Skip to main content
This workflow turns RL experience into higher-quality supervised data. The scripts live under examples/warming_up_to_rl/ in the SDK.

1. Run a traced RL job

uvx synth-ai train \
  --config examples/warming_up_to_rl/configs/rl_from_base_qwen4b.toml \
  --env-file .env
Ensure tracing is enabled on your task app (mount a trace volume or set TASKAPP_TRACING_ENABLED=1). When the job completes, download the trace database (Turso/libSQL or the .db file) referenced by the deployment.

2. Filter traces into JSONL

uv run python examples/warming_up_to_rl/export_trace_sft.py \
  --db traces/v3/synth_ai.db \
  --out datasets/crafter_reject_sft.jsonl \
  --require-achievement collect_wood \
  --require-achievement craft_table
Repeat --require-achievement for each condition you want to enforce. The exporter writes JSONL in Synth’s SFT schema.

3. Launch the SFT job

uvx synth-ai train \
  --config examples/warming_up_to_rl/configs/crafter_fft.toml \
  --dataset datasets/crafter_reject_sft.jsonl \
  --env-file .env
The CLI uploads the dataset, submits the job, and streams progress. Copy the resulting fine-tuned model ID for the next step.
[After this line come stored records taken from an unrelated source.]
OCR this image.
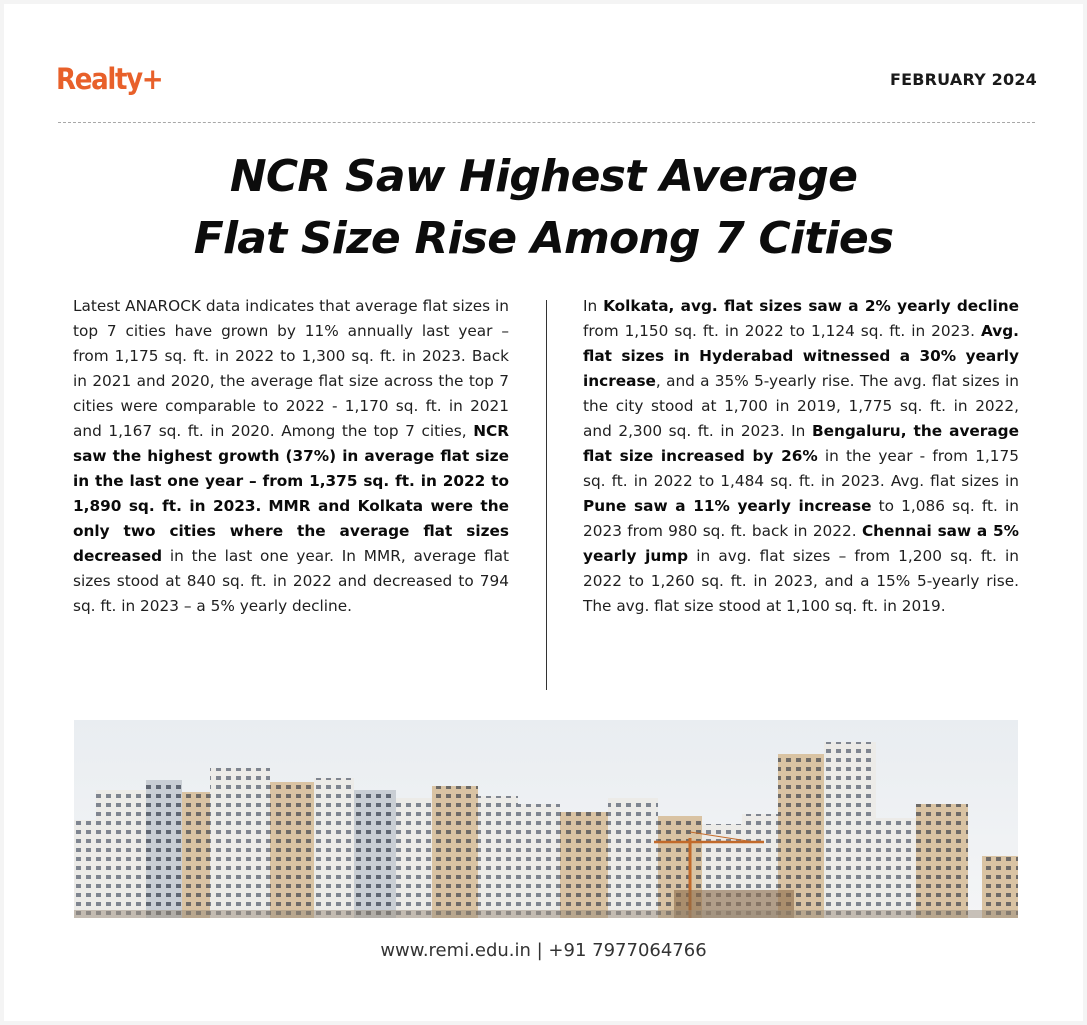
Realty+	FEBRUARY 2024
NCR Saw Highest Average
Flat Size Rise Among 7 Cities
Latest ANAROCK data indicates that average flat sizes in top 7 cities have grown by 11% annually last year – from 1,175 sq. ft. in 2022 to 1,300 sq. ft. in 2023. Back in 2021 and 2020, the average flat size across the top 7 cities were comparable to 2022 - 1,170 sq. ft. in 2021 and 1,167 sq. ft. in 2020. Among the top 7 cities, NCR saw the highest growth (37%) in average flat size in the last one year – from 1,375 sq. ft. in 2022 to 1,890 sq. ft. in 2023. MMR and Kolkata were the only two cities where the average flat sizes decreased in the last one year. In MMR, average flat sizes stood at 840 sq. ft. in 2022 and decreased to 794 sq. ft. in 2023 – a 5% yearly decline.
In Kolkata, avg. flat sizes saw a 2% yearly decline from 1,150 sq. ft. in 2022 to 1,124 sq. ft. in 2023. Avg. flat sizes in Hyderabad witnessed a 30% yearly increase, and a 35% 5-yearly rise. The avg. flat sizes in the city stood at 1,700 in 2019, 1,775 sq. ft. in 2022, and 2,300 sq. ft. in 2023. In Bengaluru, the average flat size increased by 26% in the year - from 1,175 sq. ft. in 2022 to 1,484 sq. ft. in 2023. Avg. flat sizes in Pune saw a 11% yearly increase to 1,086 sq. ft. in 2023 from 980 sq. ft. back in 2022. Chennai saw a 5% yearly jump in avg. flat sizes – from 1,200 sq. ft. in 2022 to 1,260 sq. ft. in 2023, and a 15% 5-yearly rise. The avg. flat size stood at 1,100 sq. ft. in 2019.
www.remi.edu.in | +91 7977064766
4. Evaluate the tuned checkpoint

uv run python examples/warming_up_to_rl/run_eval.py \
  --toml examples/warming_up_to_rl/configs/eval_groq_qwen32b.toml \
  --model ft:Qwen/Qwen3-4B:ftjob-XXXX \
  --use-rollout
Swap the model field for your fine-tuned checkpoint to compare metrics against the baseline.

Tips

  • Use uvx synth-ai status jobs list --status succeeded --json to pull job IDs for audit trails.
  • Keep datasets versioned; each tweak to the filtering criteria should produce a new JSONL for reproducibility.
  • Once you settle on a fine-tuned checkpoint, reference it under [model].source in your RL configs so future runs start from the refined policy.